This was the first subject I dealt with for HTV’s news programme hosted by Irada Zeynalova just before Christmas. The interview was fairly full with questions about the impact of Russian animation in a global market. The particular controversy, however, was a result of an article in the TIMES, prompted by a number of academics- Professor Anthony Glees, of the University of Buckingham, an intelligence expert, had said: “Masha is feisty, even rather nasty, but also plucky. She punches above her slight weight.” He was, in turn, quoting a slightly obscure paper by an academic in Tallinn University’s Communication School claiming that the bear symbolised Russia and was designed, according to the Daily Mail, to “place a positive image of the country in children’s minds.” A Finnish newspaper Helsingin Sanomat, reported this in November 2018 but Professor Priit Hobemagi had actually written his paper nearly a year earlier. I do not quite understand why it took so long to come into print at all.
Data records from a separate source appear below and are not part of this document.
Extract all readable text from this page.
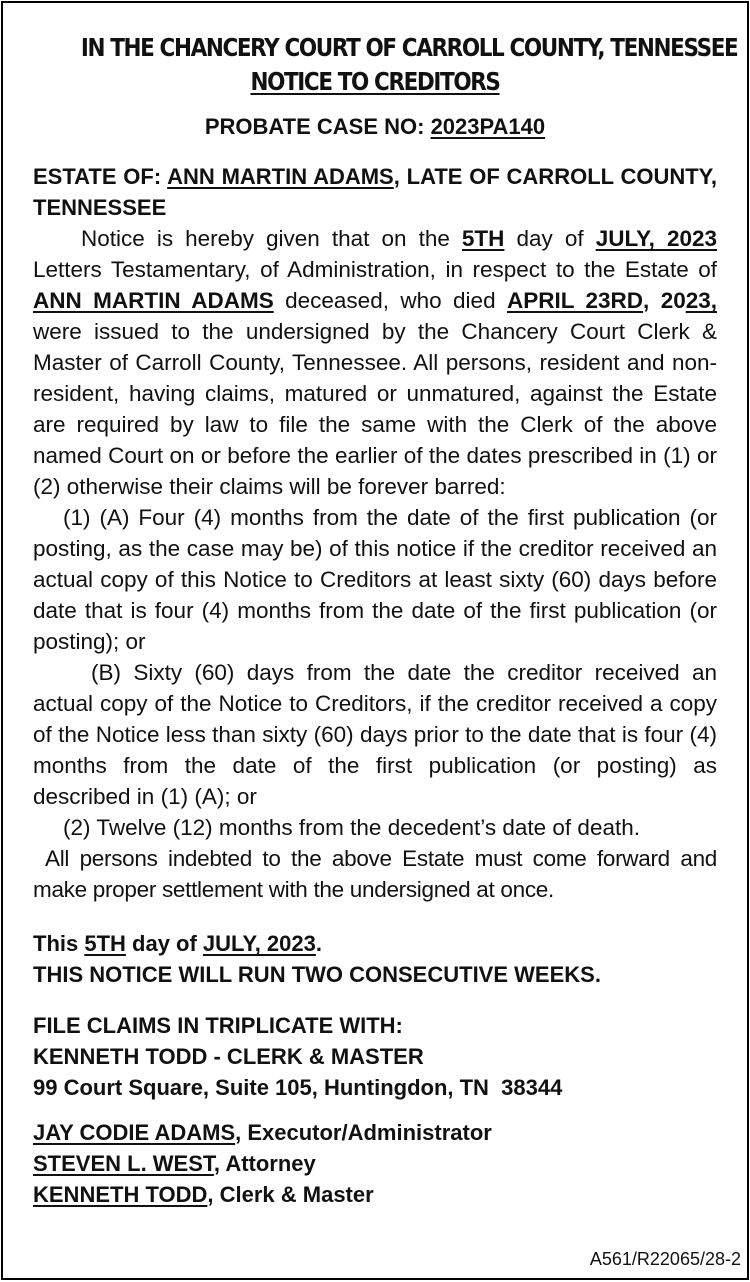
IN THE CHANCERY COURT OF CARROLL COUNTY, TENNESSEE
NOTICE TO CREDITORS
PROBATE CASE NO: 2023PA140
ESTATE OF: ANN MARTIN ADAMS, LATE OF CARROLL COUNTY, TENNESSEE

Notice is hereby given that on the 5TH day of JULY, 2023 Letters Testamentary, of Administration, in respect to the Estate of ANN MARTIN ADAMS deceased, who died APRIL 23RD, 2023, were issued to the undersigned by the Chancery Court Clerk & Master of Carroll County, Tennessee. All persons, resident and non-resident, having claims, matured or unmatured, against the Estate are required by law to file the same with the Clerk of the above named Court on or before the earlier of the dates prescribed in (1) or (2) otherwise their claims will be forever barred:

(1) (A) Four (4) months from the date of the first publication (or posting, as the case may be) of this notice if the creditor received an actual copy of this Notice to Creditors at least sixty (60) days before date that is four (4) months from the date of the first publication (or posting); or

(B) Sixty (60) days from the date the creditor received an actual copy of the Notice to Creditors, if the creditor received a copy of the Notice less than sixty (60) days prior to the date that is four (4) months from the date of the first publication (or posting) as described in (1) (A); or

(2) Twelve (12) months from the decedent’s date of death.

All persons indebted to the above Estate must come forward and make proper settlement with the undersigned at once.

This 5TH day of JULY, 2023.
THIS NOTICE WILL RUN TWO CONSECUTIVE WEEKS.
FILE CLAIMS IN TRIPLICATE WITH:
KENNETH TODD - CLERK & MASTER
99 Court Square, Suite 105, Huntingdon, TN  38344
JAY CODIE ADAMS, Executor/Administrator
STEVEN L. WEST, Attorney
KENNETH TODD, Clerk & Master
A561/R22065/28-2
Speculation elsewhere that this story is really about anxiety in the Ukraine was missing from the report on HTV and reports in the Daily Mail and the Times.
The programme is deliciously designed and the soviet details are precise – that is partly where the humour lies- the cap that Masha wears here has a blue band= the colour of the border guards.
I gave a detailed breakdown of the development of Russian animation and made reference to some current projects including the amazing Hoffmanidea and further work by Yuri Norstein who animated the Hedgehog in the fog. tWhat I said was dubbed into Russian though I could not be sure that what I was saying was actually what was being spoken and the studio would not let me have access to the original tapes. Nevertheless, the dubbing seemed to be in line with the general points I raised in the interview.